A year, no, but 2 minutes is way to low a limit.

There can be many reasons for running with replica - e.g.
a) High Availability wrt updating docs and wrt search
b) Handling of higher search volumen
c) Have a "live" backup so that you dont (as easily) lose data

Dont know the Solr design-criteria behind the new "4.0 kind of" replication, but if there is a c)-criteria hidden there somewhere, 2 minutes is not enough.

A valid scenario is that you run with 1 replica (2 shards per slice) and expect not to lose data as long as no more than one disk is crashed (in overlapping periods). So lets say the disk on the machine running the leader of this slice crashes. Allowing a "behind" replica to continue as leader shortly after, and therefore opening up for new updates to the slice, data only on the old leader will be lost forever. Depending on preferences between "accepting data loss" and "accepting down time (where new updates cannot take place)" (basically between a) and c) above) an admin of such a system might expect to have a fair chance of making the disk work again or at least dig the data out of it and put it onto a new machine and configure that to participate in the Solr cluster. In such a case 2 minutes is way to little.

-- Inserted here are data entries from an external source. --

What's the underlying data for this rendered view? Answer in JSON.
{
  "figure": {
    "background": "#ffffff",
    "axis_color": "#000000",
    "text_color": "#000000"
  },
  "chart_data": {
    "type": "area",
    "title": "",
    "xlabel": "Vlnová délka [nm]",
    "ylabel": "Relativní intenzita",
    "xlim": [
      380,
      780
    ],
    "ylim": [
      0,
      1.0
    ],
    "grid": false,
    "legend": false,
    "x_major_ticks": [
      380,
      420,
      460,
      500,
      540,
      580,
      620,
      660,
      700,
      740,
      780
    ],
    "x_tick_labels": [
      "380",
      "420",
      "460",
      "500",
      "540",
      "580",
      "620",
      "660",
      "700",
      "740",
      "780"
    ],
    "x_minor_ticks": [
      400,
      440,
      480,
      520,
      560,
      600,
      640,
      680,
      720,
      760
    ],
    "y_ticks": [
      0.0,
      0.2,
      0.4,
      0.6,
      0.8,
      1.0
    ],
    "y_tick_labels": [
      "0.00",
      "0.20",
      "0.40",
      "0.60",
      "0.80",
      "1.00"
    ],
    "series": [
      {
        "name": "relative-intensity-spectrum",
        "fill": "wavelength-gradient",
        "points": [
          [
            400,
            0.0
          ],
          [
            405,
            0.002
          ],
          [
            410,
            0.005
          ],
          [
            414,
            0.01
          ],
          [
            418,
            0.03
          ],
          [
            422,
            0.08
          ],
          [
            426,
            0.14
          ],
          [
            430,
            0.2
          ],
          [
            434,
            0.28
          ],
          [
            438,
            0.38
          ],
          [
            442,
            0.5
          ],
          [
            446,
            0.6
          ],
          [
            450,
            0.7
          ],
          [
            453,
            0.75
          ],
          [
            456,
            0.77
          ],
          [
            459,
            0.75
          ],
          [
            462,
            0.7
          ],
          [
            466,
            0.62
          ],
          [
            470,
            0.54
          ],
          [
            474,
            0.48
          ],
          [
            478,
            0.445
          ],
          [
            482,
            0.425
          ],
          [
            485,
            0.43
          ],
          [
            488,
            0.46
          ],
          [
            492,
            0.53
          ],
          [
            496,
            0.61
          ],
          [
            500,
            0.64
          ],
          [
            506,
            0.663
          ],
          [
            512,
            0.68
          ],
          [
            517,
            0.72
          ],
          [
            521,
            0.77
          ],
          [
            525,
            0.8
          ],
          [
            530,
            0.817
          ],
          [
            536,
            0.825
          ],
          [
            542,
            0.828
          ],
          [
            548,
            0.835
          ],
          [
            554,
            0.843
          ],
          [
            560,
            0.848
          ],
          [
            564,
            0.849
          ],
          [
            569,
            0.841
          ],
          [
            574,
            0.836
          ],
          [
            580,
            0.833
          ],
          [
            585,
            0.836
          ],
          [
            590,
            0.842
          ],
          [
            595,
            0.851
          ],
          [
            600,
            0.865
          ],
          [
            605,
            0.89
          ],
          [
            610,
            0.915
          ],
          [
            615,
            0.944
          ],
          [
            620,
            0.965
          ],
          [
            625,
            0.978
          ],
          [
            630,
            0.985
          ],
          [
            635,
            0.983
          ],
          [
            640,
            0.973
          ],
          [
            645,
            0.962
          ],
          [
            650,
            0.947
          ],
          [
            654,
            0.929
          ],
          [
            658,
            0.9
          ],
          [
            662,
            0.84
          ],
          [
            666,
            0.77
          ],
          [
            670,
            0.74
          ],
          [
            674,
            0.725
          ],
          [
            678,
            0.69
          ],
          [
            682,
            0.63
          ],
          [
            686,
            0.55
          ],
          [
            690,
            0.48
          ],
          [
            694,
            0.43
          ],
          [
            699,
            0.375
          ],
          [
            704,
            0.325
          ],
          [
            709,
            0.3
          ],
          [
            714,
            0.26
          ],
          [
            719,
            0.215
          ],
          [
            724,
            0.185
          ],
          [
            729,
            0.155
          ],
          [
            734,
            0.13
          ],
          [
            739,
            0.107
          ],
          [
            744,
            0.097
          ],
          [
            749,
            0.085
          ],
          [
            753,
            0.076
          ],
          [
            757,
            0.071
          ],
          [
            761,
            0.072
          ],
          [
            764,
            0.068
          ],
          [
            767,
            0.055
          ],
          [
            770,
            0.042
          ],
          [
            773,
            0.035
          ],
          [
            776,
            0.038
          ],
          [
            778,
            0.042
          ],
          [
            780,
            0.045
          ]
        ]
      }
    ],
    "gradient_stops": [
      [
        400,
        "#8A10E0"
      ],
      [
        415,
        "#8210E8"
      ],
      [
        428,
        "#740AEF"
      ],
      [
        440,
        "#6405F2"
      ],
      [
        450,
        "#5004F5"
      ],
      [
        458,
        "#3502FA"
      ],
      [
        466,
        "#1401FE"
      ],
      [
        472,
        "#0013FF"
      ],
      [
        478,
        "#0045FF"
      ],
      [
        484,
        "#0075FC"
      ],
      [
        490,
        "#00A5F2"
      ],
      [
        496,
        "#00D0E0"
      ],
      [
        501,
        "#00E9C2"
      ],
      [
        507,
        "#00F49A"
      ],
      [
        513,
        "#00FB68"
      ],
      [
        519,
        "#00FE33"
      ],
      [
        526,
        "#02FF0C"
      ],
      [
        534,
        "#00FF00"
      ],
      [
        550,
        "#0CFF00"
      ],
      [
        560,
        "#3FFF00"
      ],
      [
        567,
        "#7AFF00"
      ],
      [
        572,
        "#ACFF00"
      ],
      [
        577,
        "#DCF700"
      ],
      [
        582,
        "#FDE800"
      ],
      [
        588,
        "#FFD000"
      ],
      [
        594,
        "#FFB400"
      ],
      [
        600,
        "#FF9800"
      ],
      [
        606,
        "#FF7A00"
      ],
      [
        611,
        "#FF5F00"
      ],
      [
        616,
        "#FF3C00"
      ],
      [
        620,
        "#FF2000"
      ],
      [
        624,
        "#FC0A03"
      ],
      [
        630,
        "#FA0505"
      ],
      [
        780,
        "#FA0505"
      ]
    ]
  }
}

Another valid scenario. Same setup a first scenario, but this time the Solr JVM running the leader just crashes or the motherboard/CPU burns or something. You are now in a posistion where you still have the newest data, it is just not "online". Again an admin, depending on preferences, might want a "behind" replica not to take over leadership and allow updates. As soon as you allow updates to the new leader (old replica) and there where data on the old leader that was not yet replicated to the replica, you are dead - you havent necessarily lost data but you have put yourself in a position where you cannot ever reconstruct correct dataset (and thats basically the same as losing data).
So basically we either need something timing based or admin command based that lets you start a cold shard (slice :-) ) and each node waits around for X amount of time or until command X is received, and then leader election begins.
I like this approach, where you, depending on preferences, can setup the system so that a replica is allowed to take over leadership after X minutes even though it knows that it is "behind" (a replica is always allowed to take over leadership immidiately if it knows it is not "behind"), but where you can also setup up your system so that it requires an admin "acceptance" for this to happen.

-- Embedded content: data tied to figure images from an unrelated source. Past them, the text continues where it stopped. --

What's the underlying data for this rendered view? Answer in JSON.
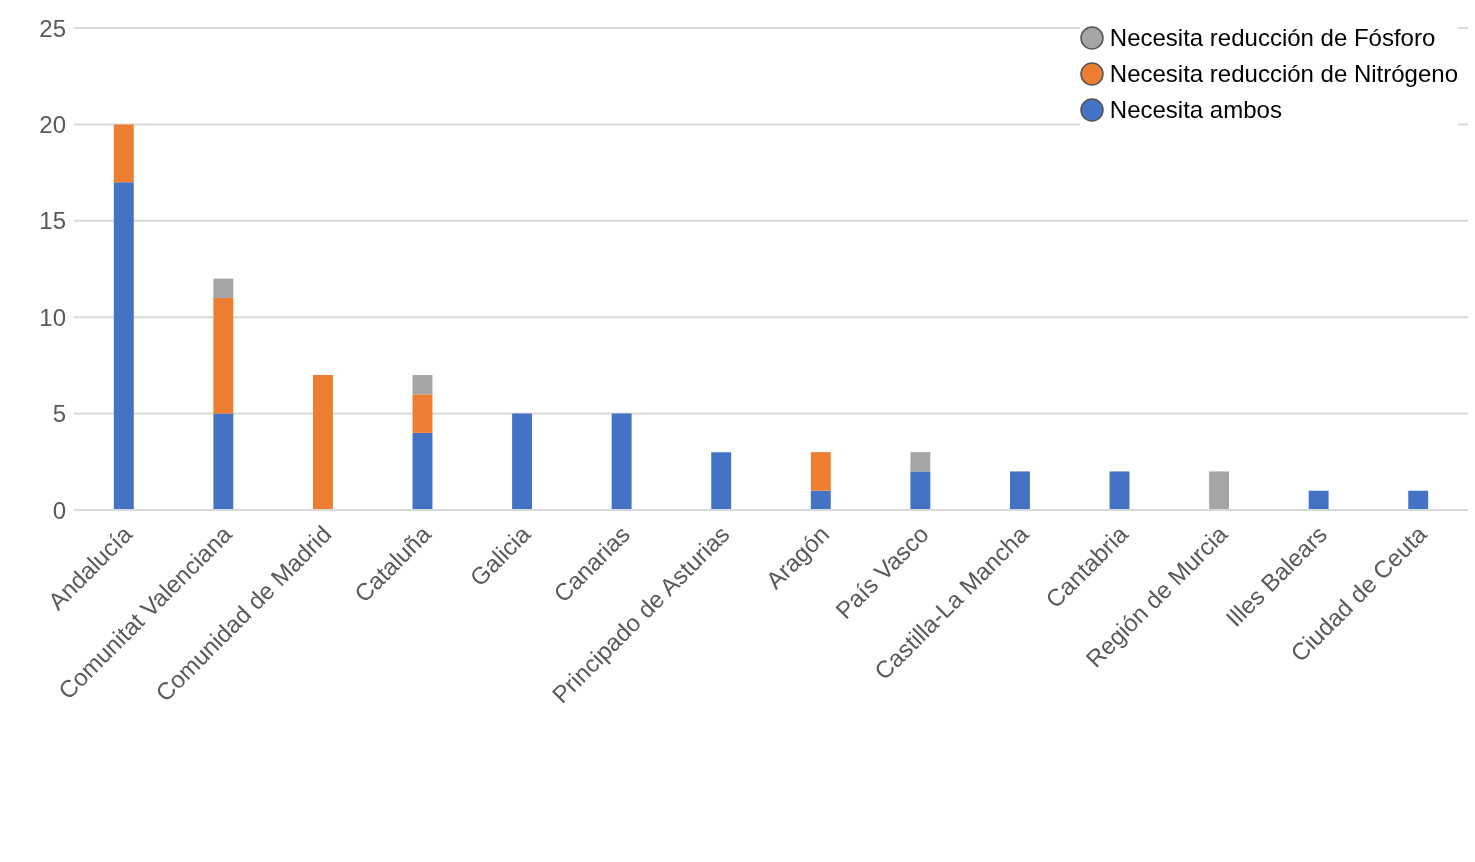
{
  "chart_data": {
    "type": "bar",
    "stacked": true,
    "categories": [
      "Andalucía",
      "Comunitat Valenciana",
      "Comunidad de Madrid",
      "Cataluña",
      "Galicia",
      "Canarias",
      "Principado de Asturias",
      "Aragón",
      "País Vasco",
      "Castilla-La Mancha",
      "Cantabria",
      "Región de Murcia",
      "Illes Balears",
      "Ciudad de Ceuta"
    ],
    "series": [
      {
        "name": "Necesita ambos",
        "color": "#4472c4",
        "values": [
          17,
          5,
          0,
          4,
          5,
          5,
          3,
          1,
          2,
          2,
          2,
          0,
          1,
          1
        ]
      },
      {
        "name": "Necesita reducción de Nitrógeno",
        "color": "#ed7d31",
        "values": [
          3,
          6,
          7,
          2,
          0,
          0,
          0,
          2,
          0,
          0,
          0,
          0,
          0,
          0
        ]
      },
      {
        "name": "Necesita reducción de Fósforo",
        "color": "#a5a5a5",
        "values": [
          0,
          1,
          0,
          1,
          0,
          0,
          0,
          0,
          1,
          0,
          0,
          2,
          0,
          0
        ]
      }
    ],
    "ylim": [
      0,
      25
    ],
    "yticks": [
      0,
      5,
      10,
      15,
      20,
      25
    ],
    "grid": "y",
    "legend": "top right",
    "marker": "circle"
  }
}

Some systems (potentially including the one Im currently working on :-) ) might not prefere HA over "not losing data".

I think the following should be done
- Increase the likelihood of replica not being behind. With the current implementation, in case of a sudden crash, the likelihood of a replica being behind is way too big. Some kind of atomicity between leader and replica writing to transaction-log or at least "committing" the changes to the transaction-log is needed - A common knowledge among shards in the same slice about "current newest version of slice" would be very beneficial. E.g. leader writes "newest version" to ZK every time he writes to (or commits to) transaction-log. The writing/committing to leader transaction-log and writing to ZK also needs to be as atomic as possible.
- With the two steps above
-- a replica will be able to know if it is behind and therefore if it should wait (a period of time or for an admin "acceptance") before taking over leadership -- and the chance that such a situation where a replica is actually behind has been minimized.

*Jan Høydahl:*
ElasticSearch has some settings to control when recovery starts after cluster restart, see Guide. This approach looks reasonable. If we know that we expect N nodes in our cluster we can start recovery when we see N nodes up. If fewer than N nodes up, we wait for X time (running on local data, not accepting new updates) before recovery and leader election starts.

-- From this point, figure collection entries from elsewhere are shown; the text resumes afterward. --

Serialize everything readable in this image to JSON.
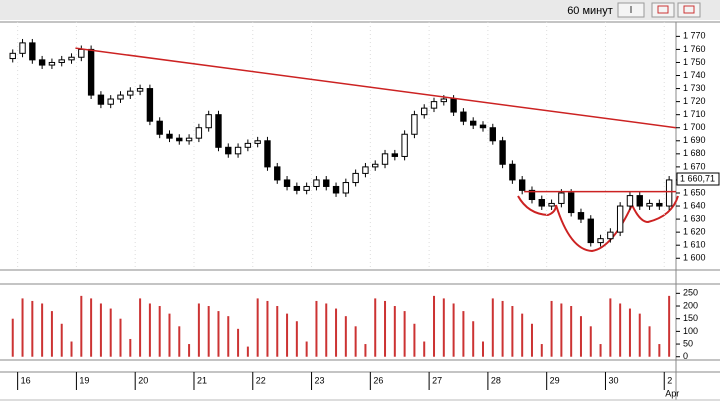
{
  "chart_data": {
    "type": "candlestick",
    "window_title": "60 минут",
    "x": [
      -0.5,
      0.5,
      1.5,
      2.5,
      3.5,
      4.5,
      5.5,
      6.5,
      7.5,
      8.5,
      9.5,
      10.5,
      11.5,
      12.5,
      13.5,
      14.5,
      15.5,
      16.5,
      17.5,
      18.5,
      19.5,
      20.5,
      21.5,
      22.5,
      23.5,
      24.5,
      25.5,
      26.5,
      27.5,
      28.5,
      29.5,
      30.5,
      31.5,
      32.5,
      33.5,
      34.5,
      35.5,
      36.5,
      37.5,
      38.5,
      39.5,
      40.5,
      41.5,
      42.5,
      43.5,
      44.5,
      45.5,
      46.5,
      47.5,
      48.5,
      49.5,
      50.5,
      51.5,
      52.5,
      53.5,
      54.5,
      55.5,
      56.5,
      57.5,
      58.5,
      59.5,
      60.5,
      61.5,
      62.5,
      63.5,
      64.5,
      65.5,
      66.5
    ],
    "open": [
      1753,
      1757,
      1765,
      1752,
      1748,
      1750,
      1752,
      1754,
      1760,
      1725,
      1718,
      1722,
      1725,
      1728,
      1730,
      1705,
      1695,
      1692,
      1690,
      1692,
      1700,
      1710,
      1685,
      1680,
      1685,
      1688,
      1690,
      1670,
      1660,
      1655,
      1652,
      1655,
      1660,
      1655,
      1650,
      1658,
      1665,
      1670,
      1672,
      1680,
      1678,
      1695,
      1710,
      1715,
      1720,
      1722,
      1712,
      1705,
      1702,
      1700,
      1690,
      1672,
      1660,
      1652,
      1645,
      1640,
      1642,
      1650,
      1635,
      1630,
      1612,
      1615,
      1620,
      1640,
      1648,
      1640,
      1642,
      1640
    ],
    "high": [
      1760,
      1768,
      1768,
      1755,
      1753,
      1755,
      1757,
      1763,
      1763,
      1728,
      1725,
      1728,
      1731,
      1733,
      1733,
      1708,
      1698,
      1695,
      1695,
      1703,
      1713,
      1713,
      1688,
      1688,
      1691,
      1693,
      1693,
      1673,
      1663,
      1658,
      1658,
      1663,
      1663,
      1658,
      1661,
      1668,
      1673,
      1675,
      1683,
      1683,
      1698,
      1713,
      1718,
      1723,
      1725,
      1725,
      1715,
      1708,
      1705,
      1703,
      1693,
      1675,
      1663,
      1655,
      1648,
      1645,
      1653,
      1653,
      1638,
      1633,
      1618,
      1623,
      1643,
      1651,
      1651,
      1645,
      1645,
      1663
    ],
    "low": [
      1750,
      1754,
      1749,
      1745,
      1745,
      1747,
      1749,
      1751,
      1722,
      1715,
      1715,
      1719,
      1722,
      1725,
      1702,
      1692,
      1689,
      1687,
      1687,
      1689,
      1697,
      1682,
      1677,
      1677,
      1682,
      1685,
      1667,
      1657,
      1652,
      1649,
      1649,
      1652,
      1652,
      1647,
      1647,
      1655,
      1662,
      1667,
      1669,
      1675,
      1675,
      1692,
      1707,
      1712,
      1717,
      1709,
      1702,
      1699,
      1697,
      1687,
      1669,
      1657,
      1649,
      1642,
      1637,
      1637,
      1639,
      1632,
      1627,
      1609,
      1609,
      1612,
      1617,
      1637,
      1637,
      1637,
      1637,
      1637
    ],
    "close": [
      1757,
      1765,
      1752,
      1748,
      1750,
      1752,
      1754,
      1760,
      1725,
      1718,
      1722,
      1725,
      1728,
      1730,
      1705,
      1695,
      1692,
      1690,
      1692,
      1700,
      1710,
      1685,
      1680,
      1685,
      1688,
      1690,
      1670,
      1660,
      1655,
      1652,
      1655,
      1660,
      1655,
      1650,
      1658,
      1665,
      1670,
      1672,
      1680,
      1678,
      1695,
      1710,
      1715,
      1720,
      1722,
      1712,
      1705,
      1702,
      1700,
      1690,
      1672,
      1660,
      1652,
      1645,
      1640,
      1642,
      1650,
      1635,
      1630,
      1612,
      1615,
      1620,
      1640,
      1648,
      1640,
      1642,
      1640,
      1660
    ],
    "xlim": [
      -1.8,
      67.2
    ],
    "xticks": [
      {
        "value": 0,
        "label": "16"
      },
      {
        "value": 6,
        "label": "19"
      },
      {
        "value": 12,
        "label": "20"
      },
      {
        "value": 18,
        "label": "21"
      },
      {
        "value": 24,
        "label": "22"
      },
      {
        "value": 30,
        "label": "23"
      },
      {
        "value": 36,
        "label": "26"
      },
      {
        "value": 42,
        "label": "27"
      },
      {
        "value": 48,
        "label": "28"
      },
      {
        "value": 54,
        "label": "29"
      },
      {
        "value": 60,
        "label": "30"
      },
      {
        "value": 66,
        "label": "2"
      }
    ],
    "month_label": "Apr",
    "ylim": [
      1591,
      1781
    ],
    "yticks": [
      {
        "value": 1600,
        "label": "1 600"
      },
      {
        "value": 1610,
        "label": "1 610"
      },
      {
        "value": 1620,
        "label": "1 620"
      },
      {
        "value": 1630,
        "label": "1 630"
      },
      {
        "value": 1640,
        "label": "1 640"
      },
      {
        "value": 1650,
        "label": "1 650"
      },
      {
        "value": 1660,
        "label": "1 660"
      },
      {
        "value": 1670,
        "label": "1 670"
      },
      {
        "value": 1680,
        "label": "1 680"
      },
      {
        "value": 1690,
        "label": "1 690"
      },
      {
        "value": 1700,
        "label": "1 700"
      },
      {
        "value": 1710,
        "label": "1 710"
      },
      {
        "value": 1720,
        "label": "1 720"
      },
      {
        "value": 1730,
        "label": "1 730"
      },
      {
        "value": 1740,
        "label": "1 740"
      },
      {
        "value": 1750,
        "label": "1 750"
      },
      {
        "value": 1760,
        "label": "1 760"
      },
      {
        "value": 1770,
        "label": "1 770"
      }
    ],
    "last_price": {
      "value": 1660.71,
      "label": "1 660,71"
    },
    "up_color": "#ffffff",
    "down_color": "#000000",
    "trendlines": [
      {
        "color": "#cc2222",
        "x": [
          5.9,
          67.2
        ],
        "y": [
          1761,
          1700
        ]
      },
      {
        "color": "#cc2222",
        "x": [
          51.7,
          67.2
        ],
        "y": [
          1651,
          1651
        ]
      }
    ],
    "volume": {
      "color": "#cc3333",
      "values": [
        150,
        230,
        220,
        210,
        180,
        130,
        60,
        240,
        230,
        210,
        190,
        150,
        70,
        230,
        210,
        200,
        170,
        120,
        50,
        210,
        200,
        180,
        160,
        110,
        40,
        230,
        220,
        200,
        170,
        140,
        60,
        220,
        210,
        190,
        160,
        120,
        50,
        230,
        220,
        200,
        180,
        130,
        60,
        240,
        230,
        210,
        180,
        140,
        60,
        230,
        220,
        200,
        170,
        130,
        50,
        220,
        210,
        200,
        160,
        120,
        50,
        230,
        210,
        190,
        170,
        120,
        50,
        240
      ],
      "ylim": [
        -5,
        275
      ],
      "yticks": [
        0,
        50,
        100,
        150,
        200,
        250
      ]
    }
  }
}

As you might know we used to use ElasticSearch in my current project. For political reasons we decided to stop using ES and move to Solr. I was very much against that decision, not because of Solr (I didnt know much about it at that point in time), but because ES was actually very cool and functioning very well (for a "before v1.0 piece of software"). But that particular feature/approach that Jan mentions was not one of the "cool things" about ES (along with its automatic shard re-location - uhhhh still having nightmares).